Ingraham also played a clip of journalist Christiane Amanpour on her PBS show (incorrectly identified as Amanpour’s other employer, CNN), saying: “He's talking about pumping this out years ahead of a more traditional administration.” This clip was taken completely out of context, as Amanpour was referencing Trump’s own words from the 2020 RNC, claiming that he would have “vaccines pouring out years ahead of what they would have been under a more traditional -- let's use that term because it's nicer -- a more traditional administration.”

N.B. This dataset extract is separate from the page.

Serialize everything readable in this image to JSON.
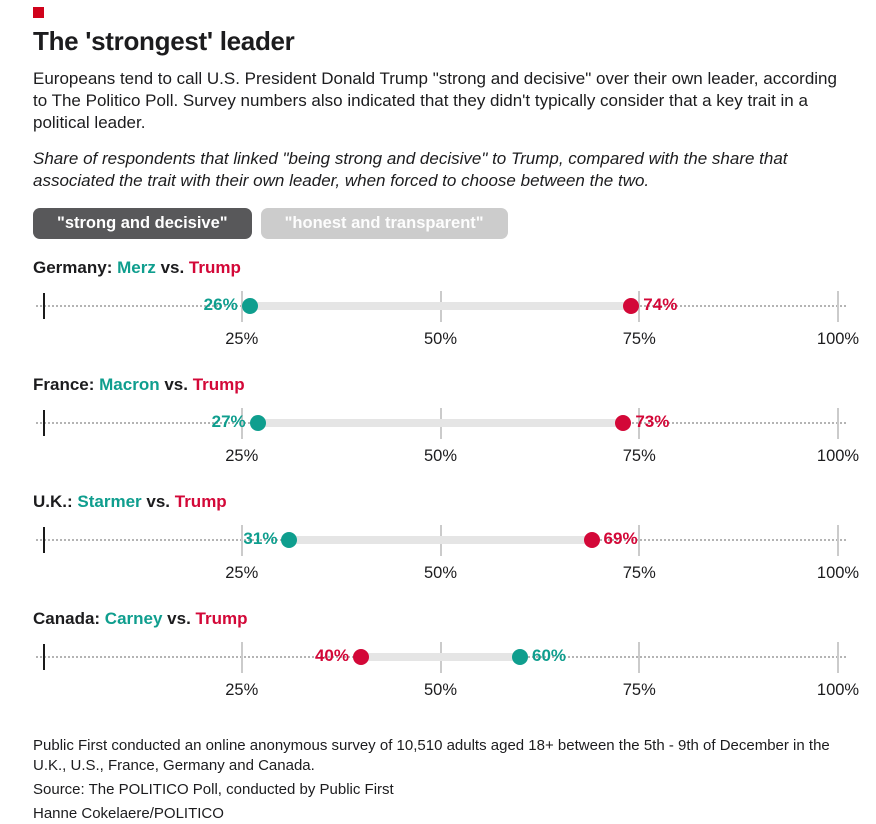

Ingraham concluded that first montage by laughing at the people she mostly took out of context and admonished “the media poodles” for running with it, before playing more out-of-context clips to misleadingly attack media figures for things they didn’t quite say.
Ingraham played a clip of Morning Joe chief medical correspondent Dave Campbell saying that “realistically, [the vaccine’s] going to be in 2021 if you just listen to most of the experts, including Dr. Fauci.” However, Campbell was talking specifically about the Moderna vaccine, which had not yet been endorsed by the Food and Drug Administration at the time Ingraham’s show aired (though it was endorsed on December 15).
The next clip in Ingraham’s second montage was of CNN senior medical correspondent Elizabeth Cohen, saying, “Every expert I’ve talked to has said there is no way.” The montage omitted that Cohen also reported that it could happen, but a Trump official told her they had “not spoken to a single scientist who thinks there is any way to get shots in arms by Election Day,” once again revealing the election-related framing Ingraham erased to fabricate her smears.
Ingraham also included a clip of Morning Joe host Joe Scarborough telling Sen. Chuck Schumer (D-NY), “We’ve heard for a while that it’s going to take 18 months to two years to get a vaccine.” But this time she omitted that Scarborough also said he was “optimistic … that we may beat the 18-month timeline” due to unprecedented levels of global cooperation.
Finally, Ingraham played a clip of CNN anchor Jake Tapper saying, “This is a promise from the president based not on scientific fact. ... This is misinformation based, it seems obvious, on his desire to be reelected.” Tapper was talking about Trump’s September claim that there would be enough vaccines for all Americans by April, but Ingraham omitted Tapper saying that Trump’s prediction relied on “an assumption that the hundreds of millions of vaccines that the administration has paid for … will work and that they will be safe. But let us be clear: As of right now, there’s no vaccine that we know works. There is no vaccine that we know is safe. And there is no new information to suggest that a vaccine will indeed be available by Election Day. … At this moment, what he’s saying, it’s not true.”
Tapper’s point was not that vaccines wouldn’t be available by April, but that Trump made a promise which he could not substantiate at the time.